The SACP also welcomes the many advances being made on the education and skills front. Despite many challenges, the steady improvement in matric results over the last 2 to 3 years is welcome, as well as the high participation rates at least up till grade 9. We also welcome the steady increase in post-school enrolments, especially in the public college sector, and the expansion of financial aid to poor but deserving students.

The year 2012 will also go down as an important in which government committed to the largest ever infrastructure spend programme, especially infrastructure for rural areas and development. This has the potential of creating hundreds of thousands of jobs. The SACP calls upon the progressive trade union movement to ensure that none of the companies that use workers supplied by labour brokers get any of the government infrastructure tenders. This is a practical way of defeating the scourge of labour broking in our country, and promotes our agenda for decent work.

Ours is to build on the above and many other advances in order to tackle the challenges of poverty, inequality and unemployment. The SACP calls upon all South Africans to partner with the ANC-led government to build on these advances so that we can together overcome the many problems still facing our society. We particularly call upon the working class to take a lead in this regard, as it is ultimately the main class custodian for progress and transformation.

Whilst we welcome government's New Growth Path and the National Development Plan, the SACP will continue to fight for our macro-economic policies to be better aligned to these important micro economic interventions. The SACP will, during 2013 revive and revitalize its financial sector campaign in order to ensure that monies in this sector are redirected towards investment into the productive sectors of our economic, including investment into our infrastructure.

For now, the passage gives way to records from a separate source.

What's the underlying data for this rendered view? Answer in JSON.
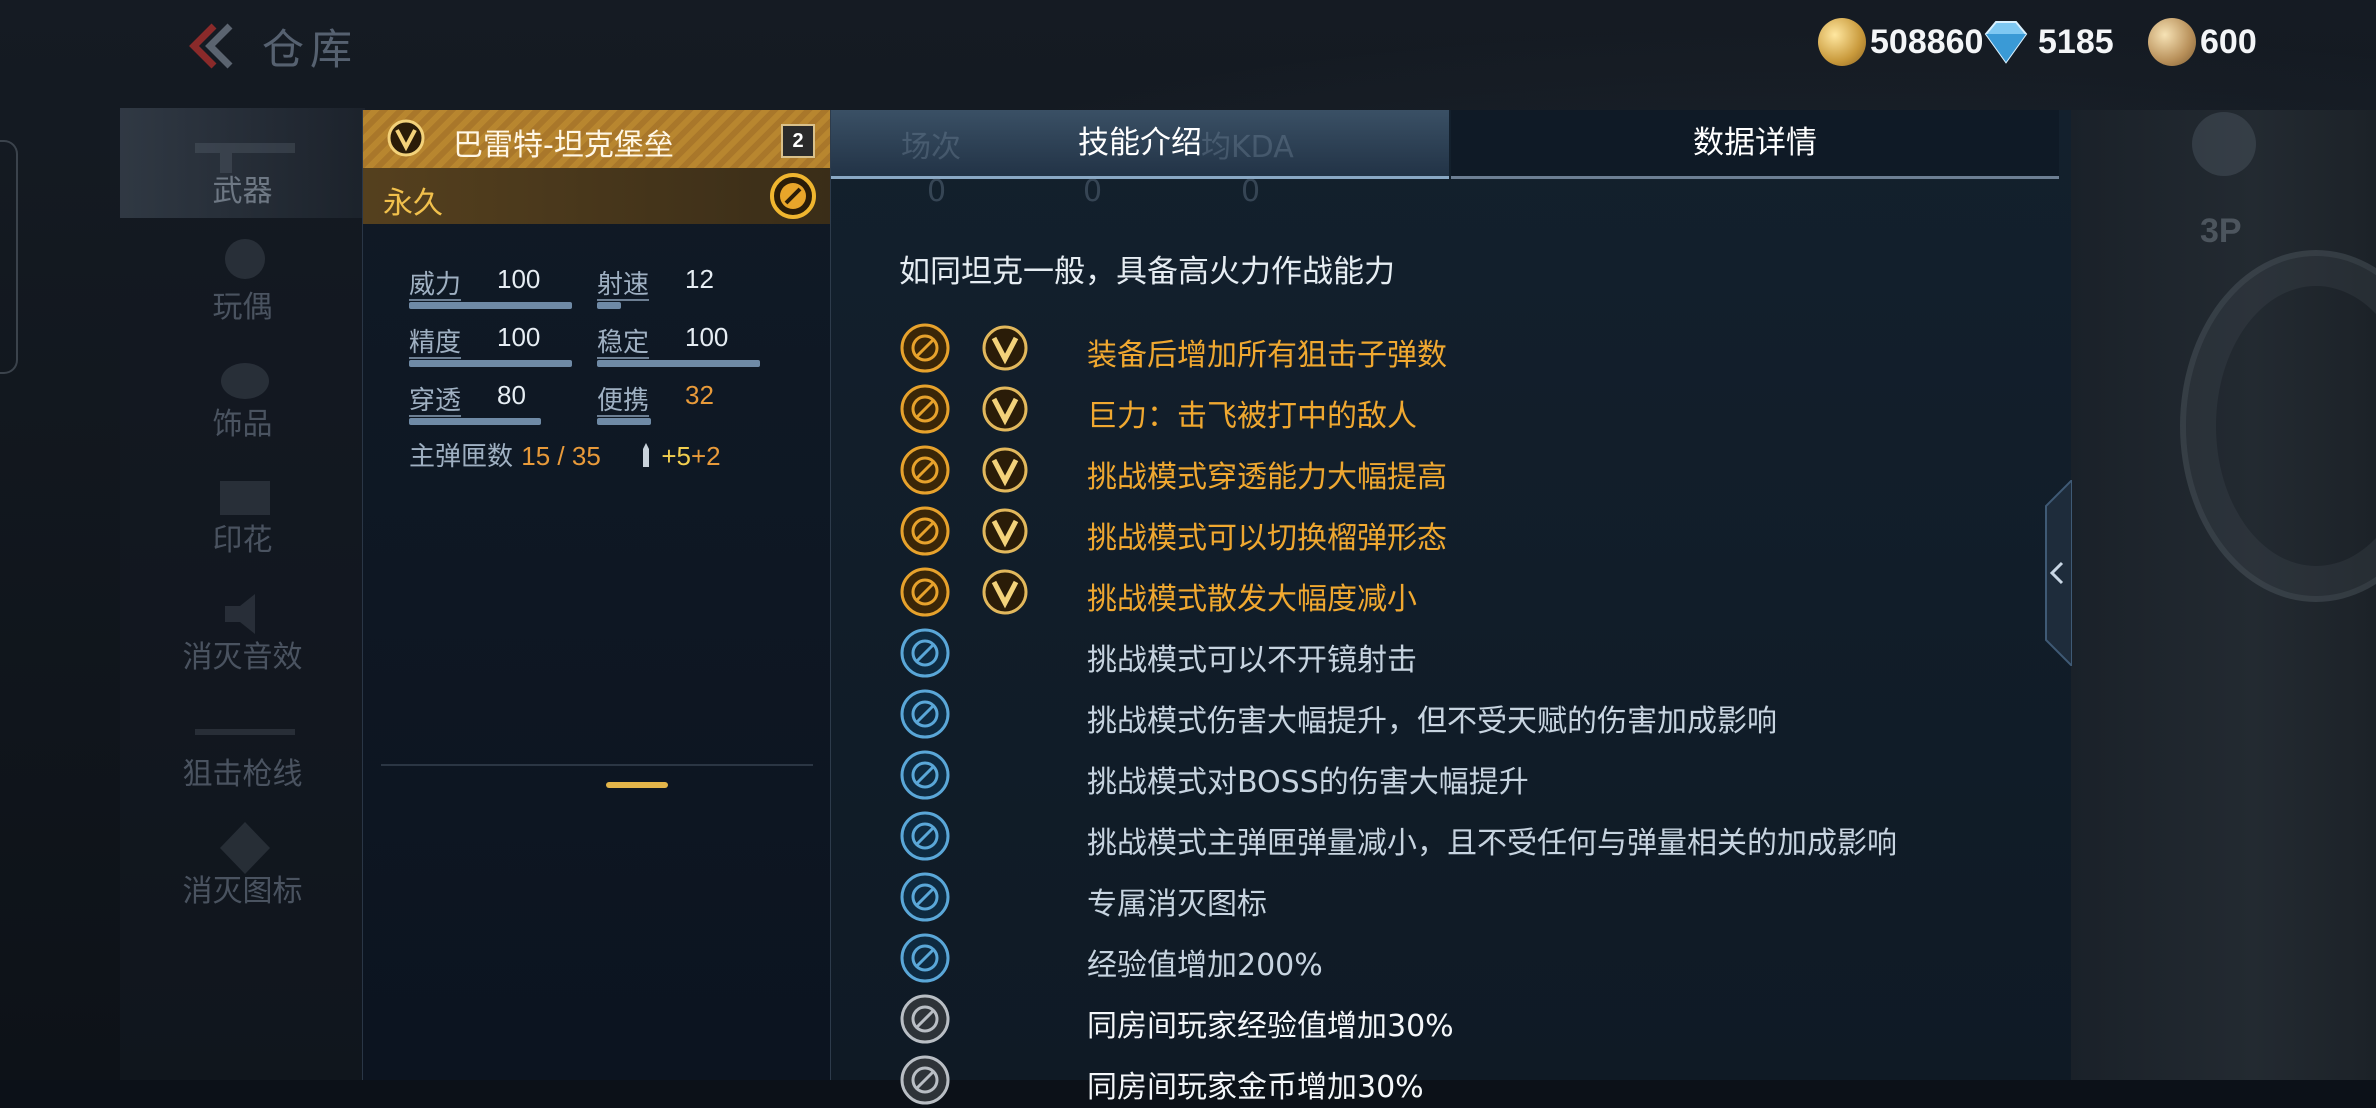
{
  "header": {
    "title": "仓库",
    "currencies": [
      {
        "name": "gold-coin",
        "value": "508860"
      },
      {
        "name": "diamond",
        "value": "5185"
      },
      {
        "name": "medal-coin",
        "value": "600"
      }
    ]
  },
  "nav": {
    "items": [
      {
        "label": "武器"
      },
      {
        "label": "玩偶"
      },
      {
        "label": "饰品"
      },
      {
        "label": "印花"
      },
      {
        "label": "消灭音效"
      },
      {
        "label": "狙击枪线"
      },
      {
        "label": "消灭图标"
      }
    ]
  },
  "weapon": {
    "name": "巴雷特-坦克堡垒",
    "level": "2",
    "duration": "永久",
    "stats": [
      {
        "label": "威力",
        "value": "100",
        "fill": 0.74
      },
      {
        "label": "射速",
        "value": "12",
        "fill": 0.14
      },
      {
        "label": "精度",
        "value": "100",
        "fill": 0.74
      },
      {
        "label": "稳定",
        "value": "100",
        "fill": 0.74
      },
      {
        "label": "穿透",
        "value": "80",
        "fill": 0.6
      },
      {
        "label": "便携",
        "value": "32",
        "fill": 0.24
      }
    ],
    "ammo_label": "主弹匣数",
    "ammo_value": "15 / 35",
    "ammo_bonus_1": "+5",
    "ammo_bonus_2": "+2"
  },
  "tabs": {
    "skill": "技能介绍",
    "data": "数据详情",
    "ghost_headers": [
      "场次",
      "均KDA"
    ],
    "ghost_values": [
      "0",
      "0",
      "0"
    ]
  },
  "skills": {
    "description": "如同坦克一般，具备高火力作战能力",
    "items": [
      {
        "text": "装备后增加所有狙击子弹数",
        "style": "gold",
        "icon": "bullet-icon"
      },
      {
        "text": "巨力：击飞被打中的敌人",
        "style": "gold",
        "icon": "force-icon"
      },
      {
        "text": "挑战模式穿透能力大幅提高",
        "style": "gold",
        "icon": "penetrate-icon"
      },
      {
        "text": "挑战模式可以切换榴弹形态",
        "style": "gold",
        "icon": "grenade-icon"
      },
      {
        "text": "挑战模式散发大幅度减小",
        "style": "gold",
        "icon": "spread-icon"
      },
      {
        "text": "挑战模式可以不开镜射击",
        "style": "blue",
        "icon": "noscope-icon"
      },
      {
        "text": "挑战模式伤害大幅提升，但不受天赋的伤害加成影响",
        "style": "blue",
        "icon": "damage-up-icon"
      },
      {
        "text": "挑战模式对BOSS的伤害大幅提升",
        "style": "blue",
        "icon": "boss-damage-icon"
      },
      {
        "text": "挑战模式主弹匣弹量减小，且不受任何与弹量相关的加成影响",
        "style": "blue",
        "icon": "crosshair-icon"
      },
      {
        "text": "专属消灭图标",
        "style": "blue",
        "icon": "kill-icon"
      },
      {
        "text": "经验值增加200%",
        "style": "blue",
        "icon": "exp-icon"
      },
      {
        "text": "同房间玩家经验值增加30%",
        "style": "white",
        "icon": "room-exp-icon"
      },
      {
        "text": "同房间玩家金币增加30%",
        "style": "white",
        "icon": "room-coin-icon"
      }
    ]
  },
  "side": {
    "camera": "3P"
  },
  "colors": {
    "gold_text": "#f0a830",
    "blue_text": "#c7d4e0",
    "header_gold": "#b8862f"
  }
}
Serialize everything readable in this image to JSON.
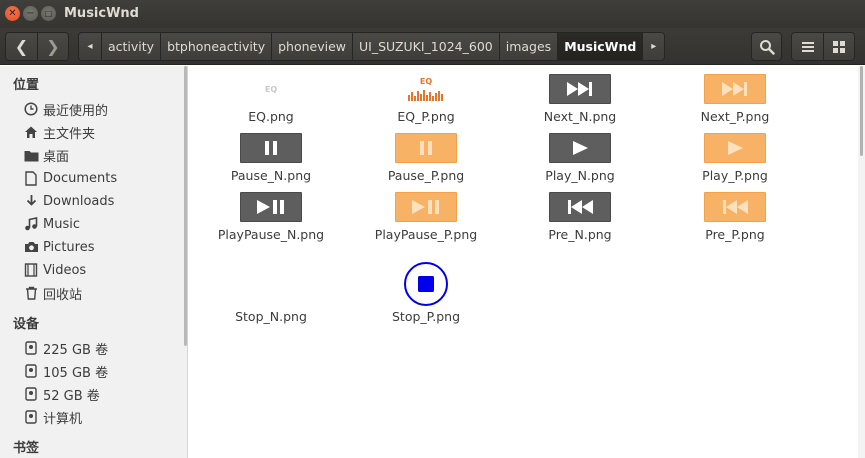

The SACP is concerned about the continuation of reckless lending by the financial sector as shown by the growth of unsecured lending. We want to reverse the tendency to lend for consumption rather than for productive purposes.

The SACP also calls for appropriate lessons to be learnt from the Marikana tragedy. The most important lesson from Marikana is that capitalism is an exploitative system and that capitalists will always cut corners in order to exploit workers and maximize their profits. The will do all they can to undermine our hard-won labour laws, like through labour-brokering, outsourcing and casualization of workers. The Marikana tragedy underlines the SACP's belief that only socialism will be able to look after the interests of the majority in our country.

While we do not intend to pre-empt the findings of the Farlam commission, there are obvious lessons for the progressive forces. These include strengthening and supporting COSATU and its affiliates by remaining vigilant that the gains made at the shop floor level are not easily stolen; by a combined force of the bosses and their sweetheart trade unions like AMCU.

Marikana also shows the extent to which we need to intensify the struggle for the transformation of the South African workplace. Whilst many gains have been made in transforming the capitalist and apartheid workplaces, we still have a long way to go. That is why the SACP also calls upon COSATU in particular, and the progressive trade union movement in general, to prioritise the struggle for the transformation of the workplace in 2013. This must include prioritization of trade union recruitment of more workers, including the more vulnerable workers. Special attention will have to be paid to servicing of members by the trade union movement.

We take this opportunity to inform especially the workers and the poor of our country that in 2013 the SACP will also intensify its campaign for basic services for all, more radical land and agrarian reform, and the struggle for jobs. We commit to the workers of our country that we will continue to be in the trenches with them. Ours is a struggle that must culminate in the building of a workers' state.

We wish all South Africans, especially the workers and the poor a happy 2013!